Monday, November 29, 2010

To write



Whenever I ‘decide’ I am going to write I always fail. I will clear my throat, push my chair forward and pick up the pen, staring at my paper. The first sentence always comes easily, it’s anything. A thought that pops into my head. A fluid line that someone once said to me. Where it comes from I am uncertain but there it sits, lonely on the page. Following the first sentence is the difficult part. And so, after half and hour I am left with a paragraph that looks foolish and I ridicule myself and screw up the paper.

Proper thoughts and ideas that turn eventually to writing form in my mind on the edges of sleep, while I am selecting a courgette at the supermarket or starting absently at a vase of flowers. It will suddenly come to fruition and I will be seized with an urge so great, so overwhelming that I find anything, a napkin, a receipt, a business card and furiously scribble, afraid that the idea will escape like cigarette smoke out the car window. I am happy for anything concrete that will capture a vague or foggy outline that has been brewing in my mind.

The idea must be followed up. A wisp on an idea scribbled on a torn napkin will lose meaning if it lefts for days, weeks or months. What was once an urgent idea quickly becomes a random formation of words and the idea is be lost forever, or until the next time I am staring absently at a courgette.
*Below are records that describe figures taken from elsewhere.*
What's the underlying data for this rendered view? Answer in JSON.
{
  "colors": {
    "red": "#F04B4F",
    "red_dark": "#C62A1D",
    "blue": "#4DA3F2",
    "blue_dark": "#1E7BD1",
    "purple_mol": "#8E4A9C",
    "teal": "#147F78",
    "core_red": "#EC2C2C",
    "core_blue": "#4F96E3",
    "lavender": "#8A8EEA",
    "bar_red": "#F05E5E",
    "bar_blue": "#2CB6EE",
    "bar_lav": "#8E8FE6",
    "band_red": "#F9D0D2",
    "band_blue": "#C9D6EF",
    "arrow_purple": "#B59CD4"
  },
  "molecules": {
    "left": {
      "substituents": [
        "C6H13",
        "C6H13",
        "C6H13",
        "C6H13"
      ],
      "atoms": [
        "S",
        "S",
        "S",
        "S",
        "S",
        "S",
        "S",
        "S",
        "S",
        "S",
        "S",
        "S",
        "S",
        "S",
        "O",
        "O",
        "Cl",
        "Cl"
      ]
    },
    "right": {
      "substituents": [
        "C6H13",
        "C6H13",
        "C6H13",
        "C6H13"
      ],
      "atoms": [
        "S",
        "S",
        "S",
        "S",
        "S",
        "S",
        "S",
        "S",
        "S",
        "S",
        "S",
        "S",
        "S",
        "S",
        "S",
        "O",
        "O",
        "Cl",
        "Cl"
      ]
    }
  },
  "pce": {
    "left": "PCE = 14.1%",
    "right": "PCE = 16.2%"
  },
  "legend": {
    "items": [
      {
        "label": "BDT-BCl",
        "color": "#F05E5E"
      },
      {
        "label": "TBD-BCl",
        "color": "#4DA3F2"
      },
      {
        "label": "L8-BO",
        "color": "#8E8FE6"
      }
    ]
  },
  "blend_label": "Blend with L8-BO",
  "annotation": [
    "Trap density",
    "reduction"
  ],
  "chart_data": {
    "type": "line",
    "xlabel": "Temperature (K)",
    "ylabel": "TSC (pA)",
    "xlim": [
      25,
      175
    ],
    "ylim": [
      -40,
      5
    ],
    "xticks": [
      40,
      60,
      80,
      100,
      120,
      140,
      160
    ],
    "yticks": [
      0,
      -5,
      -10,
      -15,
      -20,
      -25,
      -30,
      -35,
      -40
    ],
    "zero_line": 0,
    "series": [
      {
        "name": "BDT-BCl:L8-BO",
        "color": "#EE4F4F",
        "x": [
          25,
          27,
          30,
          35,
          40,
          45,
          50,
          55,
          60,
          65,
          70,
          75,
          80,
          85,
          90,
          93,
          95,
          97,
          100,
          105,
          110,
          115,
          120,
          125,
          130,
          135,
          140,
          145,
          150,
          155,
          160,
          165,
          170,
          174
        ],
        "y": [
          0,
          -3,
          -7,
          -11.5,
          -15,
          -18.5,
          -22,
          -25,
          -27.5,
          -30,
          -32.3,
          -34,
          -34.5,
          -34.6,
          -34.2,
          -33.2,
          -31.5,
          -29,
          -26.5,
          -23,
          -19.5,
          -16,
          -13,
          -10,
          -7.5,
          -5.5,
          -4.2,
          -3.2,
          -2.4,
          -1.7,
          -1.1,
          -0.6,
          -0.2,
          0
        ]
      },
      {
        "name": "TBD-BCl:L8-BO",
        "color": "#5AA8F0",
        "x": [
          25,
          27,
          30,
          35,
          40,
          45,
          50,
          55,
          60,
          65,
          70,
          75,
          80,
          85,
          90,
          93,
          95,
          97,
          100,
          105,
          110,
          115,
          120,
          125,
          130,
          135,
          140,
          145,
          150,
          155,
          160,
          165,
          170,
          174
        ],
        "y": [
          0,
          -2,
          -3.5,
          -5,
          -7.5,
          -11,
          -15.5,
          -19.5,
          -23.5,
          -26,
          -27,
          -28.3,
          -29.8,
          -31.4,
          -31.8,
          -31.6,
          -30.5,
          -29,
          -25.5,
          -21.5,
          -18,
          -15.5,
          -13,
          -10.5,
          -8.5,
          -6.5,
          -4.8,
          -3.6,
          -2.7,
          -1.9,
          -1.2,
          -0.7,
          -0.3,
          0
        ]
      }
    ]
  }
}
I know it is foolish when I ‘decide’ to write. Why force myself into a fruitless writing process that leads to frustration and tears? Why write inane and cumbersome words if all it leads to is bad writing? Because I couldn’t not. Because I feel like a lazy writer most of the time. Sometimes the ‘idea strike moment’ is a hazy memory of the past and desperate for anything I will fill line after line of my book with terrible writing.  Because even though the writing is sometimes terrible, it feels right.